Substitute $$900 \mathrm{~N}$$ for $$P, 36.87^{\circ}$$ for $$\phi, 55^{\circ}$$ for $$\theta$$, and $$1843.08 \mathrm{~N}$$ for $$F$$.

\begin{aligned} A_{x} &+P \cos \theta-F \cos \phi=0 \\ A_{x} &=\left(1843.08 \times \cos 36.87^{\circ}\right)-\left(900 \times \cos 55^{\circ}\right) \\ &=958.243 \mathrm{~N} \end{aligned}

Apply equation of equilibrium in $$y$$ -direction.

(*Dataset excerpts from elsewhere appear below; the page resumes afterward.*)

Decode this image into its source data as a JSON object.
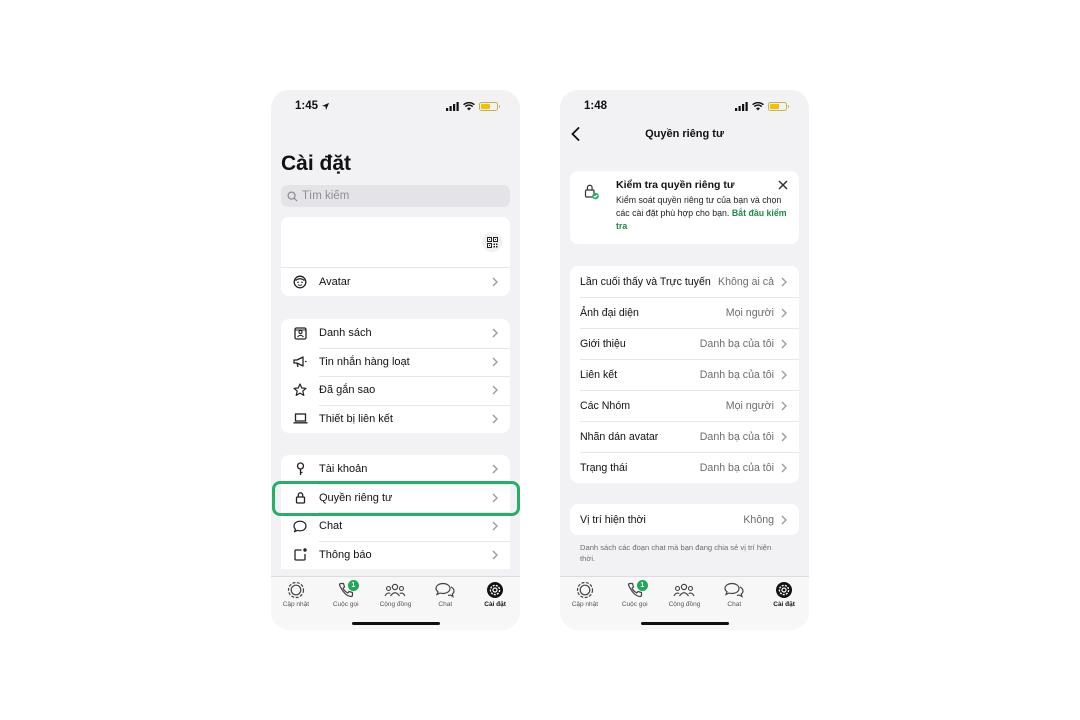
{
  "left_phone": {
    "status_time": "1:45",
    "page_title": "Cài đặt",
    "search_placeholder": "Tìm kiếm",
    "avatar_label": "Avatar",
    "group1": [
      "Danh sách",
      "Tin nhắn hàng loạt",
      "Đã gắn sao",
      "Thiết bị liên kết"
    ],
    "group2": [
      "Tài khoản",
      "Quyền riêng tư",
      "Chat",
      "Thông báo"
    ]
  },
  "right_phone": {
    "status_time": "1:48",
    "nav_title": "Quyền riêng tư",
    "banner": {
      "title": "Kiểm tra quyền riêng tư",
      "description": "Kiểm soát quyền riêng tư của bạn và chọn các cài đặt phù hợp cho bạn.",
      "link": "Bắt đầu kiểm tra"
    },
    "settings": [
      {
        "label": "Lần cuối thấy và Trực tuyến",
        "value": "Không ai cả"
      },
      {
        "label": "Ảnh đại diện",
        "value": "Mọi người"
      },
      {
        "label": "Giới thiệu",
        "value": "Danh bạ của tôi"
      },
      {
        "label": "Liên kết",
        "value": "Danh bạ của tôi"
      },
      {
        "label": "Các Nhóm",
        "value": "Mọi người"
      },
      {
        "label": "Nhãn dán avatar",
        "value": "Danh bạ của tôi"
      },
      {
        "label": "Trạng thái",
        "value": "Danh bạ của tôi"
      }
    ],
    "live_location": {
      "label": "Vị trí hiện thời",
      "value": "Không"
    },
    "footnote": "Danh sách các đoạn chat mà bạn đang chia sẻ vị trí hiện thời."
  },
  "tabbar": {
    "tabs": [
      "Cập nhật",
      "Cuộc gọi",
      "Cộng đồng",
      "Chat",
      "Cài đặt"
    ],
    "calls_badge": "1"
  },
  "colors": {
    "accent": "#25b068",
    "badge": "#1fa855",
    "link": "#1b8a4c"
  },
  "icons": [
    "location-arrow-icon",
    "signal-icon",
    "wifi-icon",
    "battery-icon",
    "search-icon",
    "qr-code-icon",
    "avatar-icon",
    "list-icon",
    "megaphone-icon",
    "star-icon",
    "laptop-icon",
    "key-icon",
    "lock-icon",
    "chat-bubble-icon",
    "notification-icon",
    "chevron-right-icon",
    "back-chevron-icon",
    "close-icon",
    "status-icon",
    "phone-icon",
    "community-icon",
    "settings-gear-icon"
  ]
}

$$A_{y}-P \sin \theta+F \sin \phi=0$$

Substitute $$900 \mathrm{~N}$$ for $$P, 36.87^{\circ}$$ for $$\phi, 55^{\circ}$$ for $$\theta,$$ and $$1843.08 \mathrm{~N}$$ for $$F$$.

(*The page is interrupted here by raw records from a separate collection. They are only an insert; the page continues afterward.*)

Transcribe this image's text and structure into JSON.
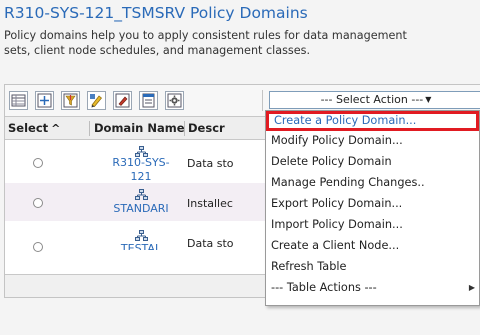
{
  "page": {
    "title": "R310-SYS-121_TSMSRV Policy Domains",
    "description_lines": [
      "Policy domains help you to apply consistent rules for data management",
      "sets, client node schedules, and management classes."
    ]
  },
  "toolbar": {
    "icons": [
      "table-icon",
      "expand-icon",
      "filter-icon",
      "edit-sort-icon",
      "edit-icon",
      "table-edit-icon",
      "settings-icon"
    ],
    "select_action": {
      "label": "--- Select Action ---",
      "arrow": "▼"
    }
  },
  "table": {
    "columns": [
      {
        "label": "Select",
        "sort": "^"
      },
      {
        "label": "Domain Name",
        "sort": "^"
      },
      {
        "label": "Descr"
      }
    ],
    "rows": [
      {
        "domain_name": "R310-SYS-121",
        "description": "Data sto"
      },
      {
        "domain_name": "STANDARI",
        "description": "Installec"
      },
      {
        "domain_name": "TESTAL",
        "description": "Data sto"
      }
    ]
  },
  "action_menu": {
    "items": [
      "Create a Policy Domain...",
      "Modify Policy Domain...",
      "Delete Policy Domain",
      "Manage Pending Changes..",
      "Export Policy Domain...",
      "Import Policy Domain...",
      "Create a Client Node...",
      "Refresh Table",
      "--- Table Actions ---"
    ],
    "highlighted_index": 0,
    "highlight_color": "#e11b22",
    "submenu_arrow": "▶"
  },
  "colors": {
    "accent": "#2a6ab8"
  }
}
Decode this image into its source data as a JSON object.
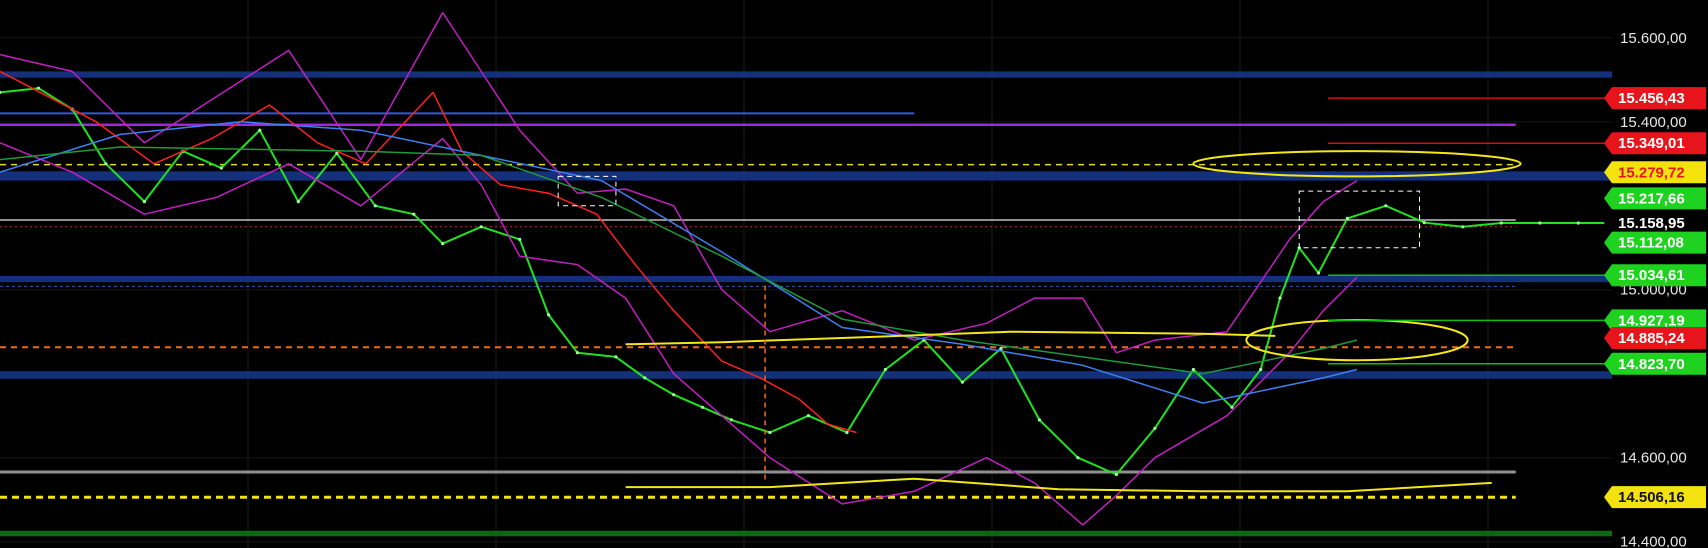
{
  "chart_data": {
    "type": "line",
    "ylim": [
      14385,
      15690
    ],
    "x_range": [
      0,
      335
    ],
    "grid": true,
    "y_axis_labels": [
      {
        "value": 15600,
        "text": "15.600,00"
      },
      {
        "value": 15400,
        "text": "15.400,00"
      },
      {
        "value": 15000,
        "text": "15.000,00"
      },
      {
        "value": 14600,
        "text": "14.600,00"
      },
      {
        "value": 14400,
        "text": "14.400,00"
      }
    ],
    "price_tags": [
      {
        "value": 15456.43,
        "text": "15.456,43",
        "bg": "#e8141c",
        "fg": "#ffffff",
        "line": "#d01010",
        "line_from": 276
      },
      {
        "value": 15349.01,
        "text": "15.349,01",
        "bg": "#e8141c",
        "fg": "#ffffff",
        "line": "#d01010",
        "line_from": 276
      },
      {
        "value": 15279.72,
        "text": "15.279,72",
        "bg": "#f4e20e",
        "fg": "#e8141c",
        "line": null,
        "line_from": null
      },
      {
        "value": 15217.66,
        "text": "15.217,66",
        "bg": "#1fd21f",
        "fg": "#ffffff",
        "line": null,
        "line_from": null
      },
      {
        "value": 15158.95,
        "text": "15.158,95",
        "bg": "#000000",
        "fg": "#ffffff",
        "line": null,
        "line_from": null
      },
      {
        "value": 15112.08,
        "text": "15.112,08",
        "bg": "#1fd21f",
        "fg": "#ffffff",
        "line": null,
        "line_from": null
      },
      {
        "value": 15034.61,
        "text": "15.034,61",
        "bg": "#1fd21f",
        "fg": "#ffffff",
        "line": "#10c010",
        "line_from": 276
      },
      {
        "value": 14927.19,
        "text": "14.927,19",
        "bg": "#1fd21f",
        "fg": "#ffffff",
        "line": "#10c010",
        "line_from": 276
      },
      {
        "value": 14885.24,
        "text": "14.885,24",
        "bg": "#e8141c",
        "fg": "#ffffff",
        "line": null,
        "line_from": null
      },
      {
        "value": 14823.7,
        "text": "14.823,70",
        "bg": "#1fd21f",
        "fg": "#ffffff",
        "line": "#10c010",
        "line_from": 276
      },
      {
        "value": 14506.16,
        "text": "14.506,16",
        "bg": "#f4e20e",
        "fg": "#111111",
        "line": null,
        "line_from": null
      }
    ],
    "zones": [
      {
        "from": 15505,
        "to": 15520,
        "color": "#15307a"
      },
      {
        "from": 15260,
        "to": 15282,
        "color": "#15307a"
      },
      {
        "from": 15018,
        "to": 15033,
        "color": "#15307a"
      },
      {
        "from": 14788,
        "to": 14806,
        "color": "#15307a"
      },
      {
        "from": 14413,
        "to": 14426,
        "color": "#0b6a10"
      }
    ],
    "levels": [
      {
        "value": 15420,
        "color": "#3a56d8",
        "width": 2,
        "dash": "",
        "x_end": 190
      },
      {
        "value": 15393,
        "color": "#9b28e0",
        "width": 2.5,
        "dash": "",
        "x_end": 315
      },
      {
        "value": 15298,
        "color": "#e6d820",
        "width": 1.5,
        "dash": "6,5",
        "x_end": 315
      },
      {
        "value": 15166,
        "color": "#bfbfbf",
        "width": 1.5,
        "dash": "",
        "x_end": 315
      },
      {
        "value": 15150,
        "color": "#cc2a2a",
        "width": 1,
        "dash": "2,3",
        "x_end": 315
      },
      {
        "value": 15008,
        "color": "#3a56d8",
        "width": 1,
        "dash": "3,3",
        "x_end": 315
      },
      {
        "value": 14863,
        "color": "#f06a1a",
        "width": 2,
        "dash": "6,5",
        "x_end": 315
      },
      {
        "value": 14566,
        "color": "#8f8f8f",
        "width": 3,
        "dash": "",
        "x_end": 315
      },
      {
        "value": 14506,
        "color": "#f4e20e",
        "width": 3,
        "dash": "7,5",
        "x_end": 315
      }
    ],
    "series": [
      {
        "role": "price",
        "color": "#1fe31f",
        "x": [
          0,
          8,
          15,
          22,
          30,
          38,
          46,
          54,
          62,
          70,
          78,
          86,
          92,
          100,
          108,
          114,
          120,
          128,
          134,
          140,
          146,
          152,
          160,
          168,
          176,
          184,
          192,
          200,
          208,
          216,
          224,
          232,
          240,
          248,
          256,
          262,
          266,
          270,
          274,
          280,
          288,
          296,
          304,
          312,
          320,
          328,
          335
        ],
        "values": [
          15470,
          15480,
          15430,
          15300,
          15210,
          15330,
          15290,
          15380,
          15210,
          15325,
          15200,
          15180,
          15110,
          15150,
          15120,
          14940,
          14850,
          14840,
          14790,
          14750,
          14720,
          14690,
          14660,
          14700,
          14660,
          14810,
          14880,
          14780,
          14860,
          14690,
          14600,
          14560,
          14670,
          14810,
          14720,
          14810,
          14980,
          15100,
          15040,
          15170,
          15200,
          15160,
          15150,
          15158.95,
          15158.95,
          15158.95,
          15158.95
        ]
      },
      {
        "role": "upper-band",
        "color": "#c21fc2",
        "x": [
          0,
          15,
          30,
          45,
          60,
          75,
          92,
          100,
          108,
          120,
          130,
          140,
          150,
          160,
          175,
          190,
          205,
          215,
          225,
          232,
          240,
          255,
          268,
          275,
          282
        ],
        "values": [
          15560,
          15520,
          15350,
          15460,
          15570,
          15310,
          15660,
          15520,
          15380,
          15230,
          15240,
          15200,
          15000,
          14900,
          14950,
          14880,
          14920,
          14980,
          14980,
          14850,
          14880,
          14900,
          15120,
          15210,
          15260
        ],
        "x_end": 282
      },
      {
        "role": "lower-band",
        "color": "#c21fc2",
        "x": [
          0,
          15,
          30,
          45,
          60,
          75,
          92,
          100,
          108,
          120,
          130,
          140,
          150,
          160,
          175,
          190,
          205,
          215,
          225,
          232,
          240,
          255,
          268,
          275,
          282
        ],
        "values": [
          15350,
          15280,
          15180,
          15220,
          15300,
          15200,
          15360,
          15250,
          15080,
          15060,
          14980,
          14800,
          14700,
          14600,
          14490,
          14520,
          14600,
          14540,
          14440,
          14510,
          14600,
          14700,
          14850,
          14950,
          15030
        ],
        "x_end": 282
      },
      {
        "role": "ma-red",
        "color": "#ff2020",
        "x": [
          0,
          10,
          20,
          32,
          44,
          56,
          66,
          76,
          90,
          96,
          104,
          114,
          124,
          132,
          140,
          150,
          158,
          166,
          172,
          178
        ],
        "values": [
          15520,
          15460,
          15400,
          15300,
          15360,
          15440,
          15350,
          15300,
          15470,
          15330,
          15250,
          15230,
          15180,
          15060,
          14950,
          14830,
          14790,
          14740,
          14680,
          14660
        ],
        "x_end": 178
      },
      {
        "role": "ma-blue",
        "color": "#3f7ff0",
        "x": [
          0,
          25,
          50,
          75,
          100,
          125,
          150,
          175,
          200,
          225,
          250,
          275,
          282
        ],
        "values": [
          15280,
          15370,
          15400,
          15380,
          15320,
          15260,
          15090,
          14910,
          14870,
          14820,
          14730,
          14790,
          14810
        ],
        "x_end": 282
      },
      {
        "role": "ma-dark-green",
        "color": "#1f9a3a",
        "x": [
          0,
          25,
          50,
          75,
          100,
          125,
          150,
          175,
          200,
          225,
          250,
          275,
          282
        ],
        "values": [
          15310,
          15340,
          15335,
          15330,
          15320,
          15220,
          15080,
          14930,
          14880,
          14840,
          14800,
          14860,
          14880
        ],
        "x_end": 282
      }
    ],
    "annotations": [
      {
        "kind": "curve",
        "color": "#f2e61c",
        "points": [
          [
            130,
            14870
          ],
          [
            150,
            14875
          ],
          [
            175,
            14885
          ],
          [
            210,
            14900
          ],
          [
            250,
            14895
          ],
          [
            265,
            14890
          ]
        ]
      },
      {
        "kind": "curve",
        "color": "#f2e61c",
        "points": [
          [
            130,
            14530
          ],
          [
            160,
            14530
          ],
          [
            190,
            14550
          ],
          [
            220,
            14525
          ],
          [
            250,
            14520
          ],
          [
            280,
            14520
          ],
          [
            310,
            14540
          ]
        ]
      },
      {
        "kind": "ellipse",
        "color": "#f2e61c",
        "cx": 282,
        "cy": 15300,
        "rx": 34,
        "ry": 30
      },
      {
        "kind": "ellipse",
        "color": "#f2e61c",
        "cx": 282,
        "cy": 14880,
        "rx": 23,
        "ry": 48
      },
      {
        "kind": "rect",
        "color": "#ffffff",
        "x0": 116,
        "x1": 128,
        "y0": 15270,
        "y1": 15200
      },
      {
        "kind": "rect",
        "color": "#ffffff",
        "x0": 270,
        "x1": 295,
        "y0": 15235,
        "y1": 15100
      },
      {
        "kind": "vline",
        "color": "#f06a1a",
        "x": 159,
        "y0": 15010,
        "y1": 14540
      }
    ]
  }
}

$$\begin{array}{l} A_{y}-P \sin \theta+F \sin \phi=0 \\ A_{y}=\left(900 \times \sin 55^{\circ}\right)-\left(1843.08 \times \sin 36.87^{\circ}\right) \\ \quad=-368.61 \mathrm{~N} \end{array}$$

Calculate the reaction force at support $$A$$.

$$R_{A}=\sqrt{A_{x}^{2}+A_{y}^{2}}$$

$$\begin{array}{l} =\sqrt{(958.24)^{2}+(-368.61)^{2}} \\ =1026.69 \mathrm{~N} \end{array}$$

Calculate the shear stress $$\tau_{A}$$ on pin $$A$$.

Pin $$A$$ is in single shear connection.

\begin{aligned} \tau_{B} &=\frac{R_{A}}{A_{p}} \\ &=\frac{R_{A}}{\frac{\pi}{4} \times d^{2}} \end{aligned}

Substitute $$1026.69 \mathrm{~N}$$ for $$R_{A},$$ and $$7 \mathrm{~mm}$$ for $$d_{2}$$

$$\tau_{A}=\frac{R_{A}}{\frac{\pi}{4} \times d^{2}}$$

$$=\frac{1026.69}{\frac{\pi}{4} \times 7^{2}}$$

$$=26.67 \mathrm{~N} / \mathrm{mm}^{2}$$

Therefore, the shear stress in pin $$\mathrm{A}$$ is $$\sqrt{26.67 \mathrm{~N} / \mathrm{mm}^{2}}$$

The normal stress in rod (1) is $$93.867 \mathrm{~N} / \mathrm{mm}^{2}$$.

The shear stress in pin at $$B$$ is $$23.94 \mathrm{~N} / \mathrm{mm}^{2}$$.

The shear stress in pin $$\mathrm{A}$$ is $$\sqrt{26.67 \mathrm{~N} / \mathrm{mm}^{2}}$$.